COVID-19, inflation, politics, and an impending recession: it is indisputable that the last two years have had an indelible effect on the healthcare industry. Acute care providers, in particular, have faced a plethora of economic challenges, including increasing costs for drugs and medical devices. However, on June 15, 2022, in American Hospital Association v. Becerra, Secretary of Health and Human Services, 142 S.Ct. 1896 (2022), the American Hospital Association (AHA) secured a win for 340B hospitals—often referred to as safety net hospitals—by successfully challenging the Department of Health and Human Services’ (DHHS) calculation of reimbursement rates. As a result, the Becerra court affirmed that DHHS was not statutorily authorized to vary reimbursement rates for different hospital groups; DHHS’s power to increase or decrease the price is distinct from its power to set different rates for different groups of hospitals. Id. As a result, the Becerra decision has far-reaching implications for acute care providers who provide services to uninsured, underinsured, and rural communities.

Legislative Backdrop

In order to appreciate the impact of Becerra, it is imperative to have a general understanding of the evolution of the regulatory landscape for healthcare providers.

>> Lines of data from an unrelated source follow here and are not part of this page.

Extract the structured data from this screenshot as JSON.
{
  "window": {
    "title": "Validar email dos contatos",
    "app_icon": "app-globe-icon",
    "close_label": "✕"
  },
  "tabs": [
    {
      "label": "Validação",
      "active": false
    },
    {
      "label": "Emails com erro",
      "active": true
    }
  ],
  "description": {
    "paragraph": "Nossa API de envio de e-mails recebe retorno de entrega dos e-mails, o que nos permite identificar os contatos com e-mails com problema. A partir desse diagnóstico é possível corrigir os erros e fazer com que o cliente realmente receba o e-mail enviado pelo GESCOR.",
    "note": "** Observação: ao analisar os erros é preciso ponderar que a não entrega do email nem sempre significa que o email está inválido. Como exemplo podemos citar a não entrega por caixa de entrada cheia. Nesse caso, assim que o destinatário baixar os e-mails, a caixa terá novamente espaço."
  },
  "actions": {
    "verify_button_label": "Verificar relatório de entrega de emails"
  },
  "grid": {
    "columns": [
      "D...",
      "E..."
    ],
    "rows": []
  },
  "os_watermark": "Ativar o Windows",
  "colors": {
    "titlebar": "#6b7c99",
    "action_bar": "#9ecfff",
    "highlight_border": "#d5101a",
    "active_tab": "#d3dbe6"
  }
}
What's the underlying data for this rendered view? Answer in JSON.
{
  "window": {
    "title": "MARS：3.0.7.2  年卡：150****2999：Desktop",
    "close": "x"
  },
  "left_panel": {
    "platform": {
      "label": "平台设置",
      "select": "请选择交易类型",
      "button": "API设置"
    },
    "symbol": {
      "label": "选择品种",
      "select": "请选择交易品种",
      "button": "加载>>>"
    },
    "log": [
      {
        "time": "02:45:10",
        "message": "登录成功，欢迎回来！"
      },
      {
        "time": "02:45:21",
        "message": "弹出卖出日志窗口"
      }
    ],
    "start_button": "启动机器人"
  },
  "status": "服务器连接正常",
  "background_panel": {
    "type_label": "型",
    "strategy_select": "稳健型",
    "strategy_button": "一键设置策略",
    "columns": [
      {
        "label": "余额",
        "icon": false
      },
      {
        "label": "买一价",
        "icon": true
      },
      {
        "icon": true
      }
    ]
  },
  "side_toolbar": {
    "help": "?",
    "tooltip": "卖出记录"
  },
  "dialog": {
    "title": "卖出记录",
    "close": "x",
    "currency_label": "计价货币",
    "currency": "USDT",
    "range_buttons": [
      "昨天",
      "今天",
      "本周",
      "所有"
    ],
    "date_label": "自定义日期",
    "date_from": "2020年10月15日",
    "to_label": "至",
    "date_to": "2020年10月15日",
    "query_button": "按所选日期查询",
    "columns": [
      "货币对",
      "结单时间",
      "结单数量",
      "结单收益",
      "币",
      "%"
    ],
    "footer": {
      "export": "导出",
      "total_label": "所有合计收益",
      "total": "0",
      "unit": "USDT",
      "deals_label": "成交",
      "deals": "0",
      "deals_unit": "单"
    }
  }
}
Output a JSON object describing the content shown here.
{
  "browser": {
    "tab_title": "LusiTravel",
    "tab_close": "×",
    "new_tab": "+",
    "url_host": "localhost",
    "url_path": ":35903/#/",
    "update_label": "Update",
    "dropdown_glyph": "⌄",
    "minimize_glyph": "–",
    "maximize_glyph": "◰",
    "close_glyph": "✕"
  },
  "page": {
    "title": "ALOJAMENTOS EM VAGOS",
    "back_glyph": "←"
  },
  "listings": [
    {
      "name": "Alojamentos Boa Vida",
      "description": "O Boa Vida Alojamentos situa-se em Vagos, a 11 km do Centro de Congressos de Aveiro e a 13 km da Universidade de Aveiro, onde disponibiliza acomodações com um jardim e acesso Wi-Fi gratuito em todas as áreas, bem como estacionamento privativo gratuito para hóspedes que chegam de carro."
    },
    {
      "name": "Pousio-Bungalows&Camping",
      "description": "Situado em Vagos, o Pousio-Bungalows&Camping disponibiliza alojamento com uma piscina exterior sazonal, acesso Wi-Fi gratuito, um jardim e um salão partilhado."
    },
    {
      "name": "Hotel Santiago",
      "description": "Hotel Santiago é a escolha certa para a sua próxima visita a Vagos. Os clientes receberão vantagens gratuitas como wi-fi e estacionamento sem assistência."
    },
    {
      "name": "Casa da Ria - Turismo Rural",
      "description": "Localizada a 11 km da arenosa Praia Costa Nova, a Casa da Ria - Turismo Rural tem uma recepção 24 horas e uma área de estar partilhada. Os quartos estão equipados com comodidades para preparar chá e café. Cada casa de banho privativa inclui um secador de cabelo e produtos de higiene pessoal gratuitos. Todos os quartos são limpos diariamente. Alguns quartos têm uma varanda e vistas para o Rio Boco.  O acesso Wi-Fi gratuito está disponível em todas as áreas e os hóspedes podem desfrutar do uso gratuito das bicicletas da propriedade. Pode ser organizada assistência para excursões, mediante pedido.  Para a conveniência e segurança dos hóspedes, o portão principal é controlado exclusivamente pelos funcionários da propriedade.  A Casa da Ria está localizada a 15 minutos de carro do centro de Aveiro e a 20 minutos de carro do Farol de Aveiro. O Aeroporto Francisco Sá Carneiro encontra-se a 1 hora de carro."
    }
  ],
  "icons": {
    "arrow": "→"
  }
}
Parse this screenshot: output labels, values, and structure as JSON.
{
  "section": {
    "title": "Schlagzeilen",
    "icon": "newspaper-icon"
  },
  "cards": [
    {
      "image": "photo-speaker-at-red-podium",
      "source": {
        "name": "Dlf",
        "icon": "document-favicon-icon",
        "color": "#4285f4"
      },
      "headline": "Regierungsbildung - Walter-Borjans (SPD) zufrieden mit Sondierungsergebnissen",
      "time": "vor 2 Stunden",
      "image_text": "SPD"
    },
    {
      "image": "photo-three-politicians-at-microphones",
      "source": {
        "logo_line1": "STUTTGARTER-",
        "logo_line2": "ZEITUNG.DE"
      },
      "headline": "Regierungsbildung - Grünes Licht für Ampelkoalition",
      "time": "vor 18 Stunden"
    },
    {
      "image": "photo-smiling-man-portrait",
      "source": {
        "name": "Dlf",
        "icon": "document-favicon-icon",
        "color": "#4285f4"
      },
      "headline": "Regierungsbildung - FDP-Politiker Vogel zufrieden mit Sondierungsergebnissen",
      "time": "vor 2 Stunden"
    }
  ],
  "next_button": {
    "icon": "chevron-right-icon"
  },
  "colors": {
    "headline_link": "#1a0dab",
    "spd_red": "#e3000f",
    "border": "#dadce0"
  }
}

During the nineteenth century, acute care was generally provided in the homes of the wealthy or through benevolent institutions, including voluntary, religious, and public or governmental institutions. Generally, the Wilson-Gorman Tariff Act of 1894 applied to these early acute care providers, which provided that charitable organizations should enjoy tax-exempt status, provided they operate for charitable purposes.